El escepticismo de Pinker sobre la ingeniería genética

Hong Gi Kim of South Korea competes during the Brain-Computer Interface Race (BCI) at the Cybathlon Championships in Kloten, Switzerland October 8, 2016.  REUTERS/Arnd Wiegmann - S1BEUFUOSRAA

Image: REUTERS/Arnd Wiegmann

Ignacio Vidal-Folch

¿Cuánto se tardará en programar seres humanos más inteligentes, o geniales, mediante la selección y manipulación genética? Esa es una de las revoluciones del futuro inmediato llamadas a cambiar la naturaleza del ser humano. Yo creo que todo lo que se puede hacer, se hace, y por consiguiente también aquí se trabajará y se obtendrán, a no mucho tardar, resultados extremados y polémicos.

Pero en torno a esta cuestión he escuchado una lección de Steven Pinker (el famoso autor de “Los ángeles que llevamos dentro”, donde postula, contra el pesimismo cultural tan extendido, que la violencia disminuye y que el mundo se va convirtiendo en un lugar mejor, más sano y democrático). Contra la idea de que “todo lo que se puede hacer, se hace”, Pinker sostiene que determinados progresos de la tecnología son factibles, pero hemos decidido abstenernos de ellos.
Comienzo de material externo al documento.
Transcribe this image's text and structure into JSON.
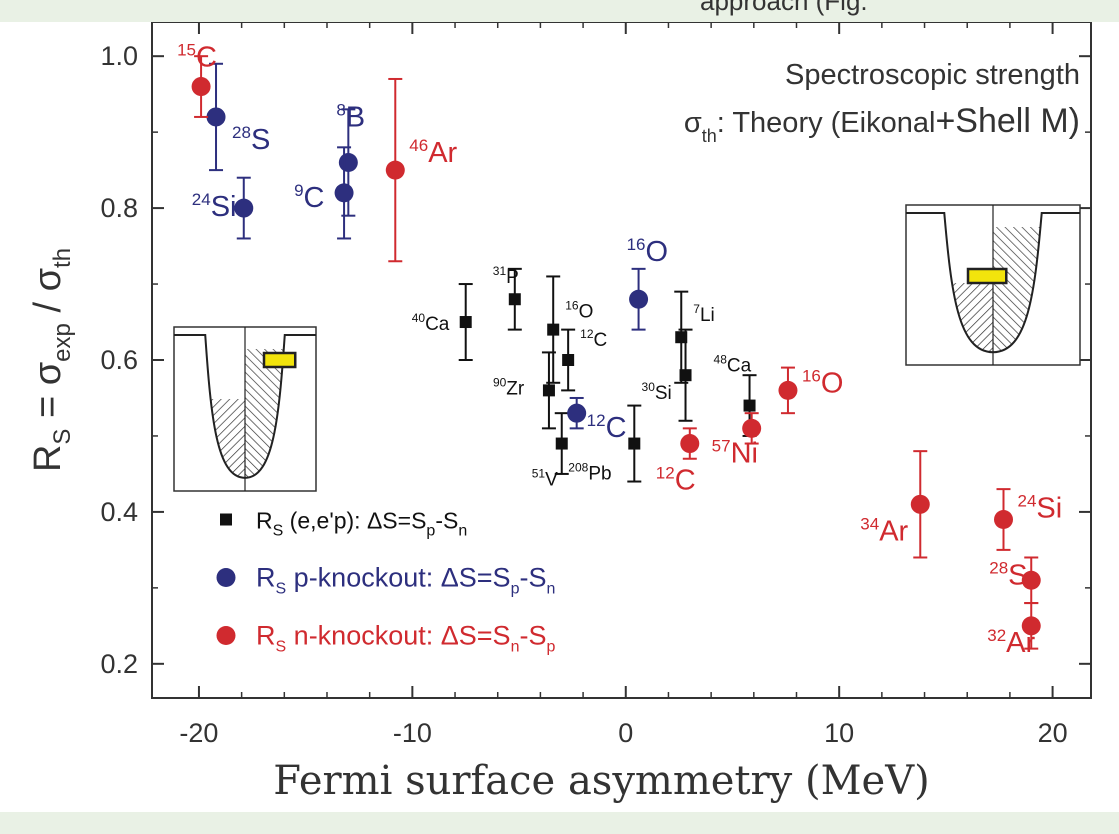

Pone tres ejemplos. El primero, los vuelos comerciales supersónicos, que hace medio siglo parecían inevitables, pero ha resultado que a la gente no le gusta la idea y que el gasto de combustible es excesivo.

El segundo, los viajes a la Luna, que en 1972 —año en que unos seres humanos, los tripulantes de la Apolo XVII, pisaron la superficie lunar por última vez— parecía que iban a menudear, “pero se acabó la Guerra Fría, la gente perdió interés…”
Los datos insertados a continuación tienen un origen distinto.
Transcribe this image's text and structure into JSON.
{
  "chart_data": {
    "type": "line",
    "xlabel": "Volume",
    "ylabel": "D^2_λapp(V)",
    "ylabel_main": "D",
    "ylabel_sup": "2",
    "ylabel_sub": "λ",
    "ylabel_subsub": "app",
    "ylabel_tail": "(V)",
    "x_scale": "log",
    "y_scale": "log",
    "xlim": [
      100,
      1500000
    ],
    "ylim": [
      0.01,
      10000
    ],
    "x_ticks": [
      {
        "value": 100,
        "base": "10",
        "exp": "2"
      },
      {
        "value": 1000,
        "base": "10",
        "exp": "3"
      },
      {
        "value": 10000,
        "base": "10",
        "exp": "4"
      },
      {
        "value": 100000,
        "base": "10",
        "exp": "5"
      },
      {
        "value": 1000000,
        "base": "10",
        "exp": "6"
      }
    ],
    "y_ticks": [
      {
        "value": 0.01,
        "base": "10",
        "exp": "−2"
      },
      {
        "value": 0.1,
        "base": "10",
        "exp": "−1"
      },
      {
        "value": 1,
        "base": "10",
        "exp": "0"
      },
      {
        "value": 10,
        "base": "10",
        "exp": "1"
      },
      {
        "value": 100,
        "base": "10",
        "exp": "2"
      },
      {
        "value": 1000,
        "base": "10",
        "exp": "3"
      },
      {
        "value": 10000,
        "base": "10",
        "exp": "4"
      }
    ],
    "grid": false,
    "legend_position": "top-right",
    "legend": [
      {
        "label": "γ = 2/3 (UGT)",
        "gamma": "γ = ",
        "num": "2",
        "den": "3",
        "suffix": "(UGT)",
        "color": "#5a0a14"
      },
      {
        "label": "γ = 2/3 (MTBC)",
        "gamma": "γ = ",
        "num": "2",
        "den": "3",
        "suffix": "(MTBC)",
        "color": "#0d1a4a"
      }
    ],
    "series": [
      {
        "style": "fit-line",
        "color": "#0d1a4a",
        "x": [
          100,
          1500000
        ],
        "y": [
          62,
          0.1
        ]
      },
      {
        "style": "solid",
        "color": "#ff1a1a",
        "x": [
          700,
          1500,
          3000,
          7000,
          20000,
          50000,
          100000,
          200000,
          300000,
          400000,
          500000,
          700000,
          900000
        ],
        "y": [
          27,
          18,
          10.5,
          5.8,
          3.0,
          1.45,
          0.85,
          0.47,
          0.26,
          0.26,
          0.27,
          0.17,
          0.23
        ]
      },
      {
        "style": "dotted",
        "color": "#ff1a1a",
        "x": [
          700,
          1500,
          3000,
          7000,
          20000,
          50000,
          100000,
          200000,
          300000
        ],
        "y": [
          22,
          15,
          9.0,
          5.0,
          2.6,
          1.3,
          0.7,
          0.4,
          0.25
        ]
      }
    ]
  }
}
El tercer ejemplo es la clonación humana, que en 1997, cuando nació la oveja Dolly, el primer mamífero clonado a partir de una célula, dio pie a tantos debates morales y parecía imposible frenar.

Muchos factores sociales y económicos hacen que el futuro tecnológico sea impredecible, concluye Pinker. Por eso, nadie sabe a ciencia cierta si se aplicará la ingeniería genética sobre la inteligencia humana, pero el psicólogo y lingüista canadiense apuesta a que no. Su primer argumento –el tabú legal y moral, las disuasorias resonancias nazis de la idea de la eugenesia genéticamente programada— no parece muy sólido, pues los pruritos morales tienen una fuerza muy relativa para frenar el progreso tecnológico. El segundo argumento es más plausible: “mejorar el coeficiente de inteligencia resulta más complicado de lo que pensábamos”: pues en potencialidades o talentos, como por ejemplo la excelencia musical o atlética, la herencia genética tiene una responsabilidad proporcionalmente minúscula, y además esta mínima parte no depende de un solo gen sino de docenas, cientos o incluso miles de ellos.
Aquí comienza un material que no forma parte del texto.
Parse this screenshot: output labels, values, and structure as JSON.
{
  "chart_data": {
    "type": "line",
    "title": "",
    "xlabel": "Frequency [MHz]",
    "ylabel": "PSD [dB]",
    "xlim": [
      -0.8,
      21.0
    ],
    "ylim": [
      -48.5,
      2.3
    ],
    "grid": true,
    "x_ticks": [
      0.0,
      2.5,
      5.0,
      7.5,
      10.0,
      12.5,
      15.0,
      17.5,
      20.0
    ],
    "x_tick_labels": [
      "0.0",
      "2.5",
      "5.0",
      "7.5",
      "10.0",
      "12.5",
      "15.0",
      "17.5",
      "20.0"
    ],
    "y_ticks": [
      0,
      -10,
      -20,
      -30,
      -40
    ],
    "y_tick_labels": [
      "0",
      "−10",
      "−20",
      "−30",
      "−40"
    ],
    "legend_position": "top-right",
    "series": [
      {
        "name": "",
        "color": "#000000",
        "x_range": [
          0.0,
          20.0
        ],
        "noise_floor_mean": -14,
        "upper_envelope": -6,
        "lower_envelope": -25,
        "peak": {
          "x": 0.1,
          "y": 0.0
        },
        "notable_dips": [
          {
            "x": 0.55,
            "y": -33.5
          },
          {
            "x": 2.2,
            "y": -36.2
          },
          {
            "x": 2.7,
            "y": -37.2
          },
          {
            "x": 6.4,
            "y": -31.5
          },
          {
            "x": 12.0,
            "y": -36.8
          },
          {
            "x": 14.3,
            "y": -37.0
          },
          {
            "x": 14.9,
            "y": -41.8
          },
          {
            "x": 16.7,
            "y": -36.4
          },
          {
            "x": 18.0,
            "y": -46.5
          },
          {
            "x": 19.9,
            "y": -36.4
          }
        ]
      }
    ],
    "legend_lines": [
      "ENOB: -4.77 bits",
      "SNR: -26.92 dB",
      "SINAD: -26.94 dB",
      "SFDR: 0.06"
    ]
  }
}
Esto ya complica mucho el asunto, pero además “cuando modificas el genoma siempre hay la posibilidad de que algo se estropee, y desconocemos los efectos negativos, los costes potenciales de la combinación de esos genes. ¿Quién te garantiza que uno de esos genes que muy ligeramente aumenta tu coeficiente de inteligencia no provoca también epilepsia o esquizofrenia? ¿Qué autoridad, paterna o política va a querer correr ese riesgo?”

Así que la aparición de superhombres mediante ingeniería genética, que tanta ilusión me hacía, y que tantas soluciones podrían aportar a los retos abismales del porvenir inmediato, no es para mañana ni para pasado mañana. Una lástima.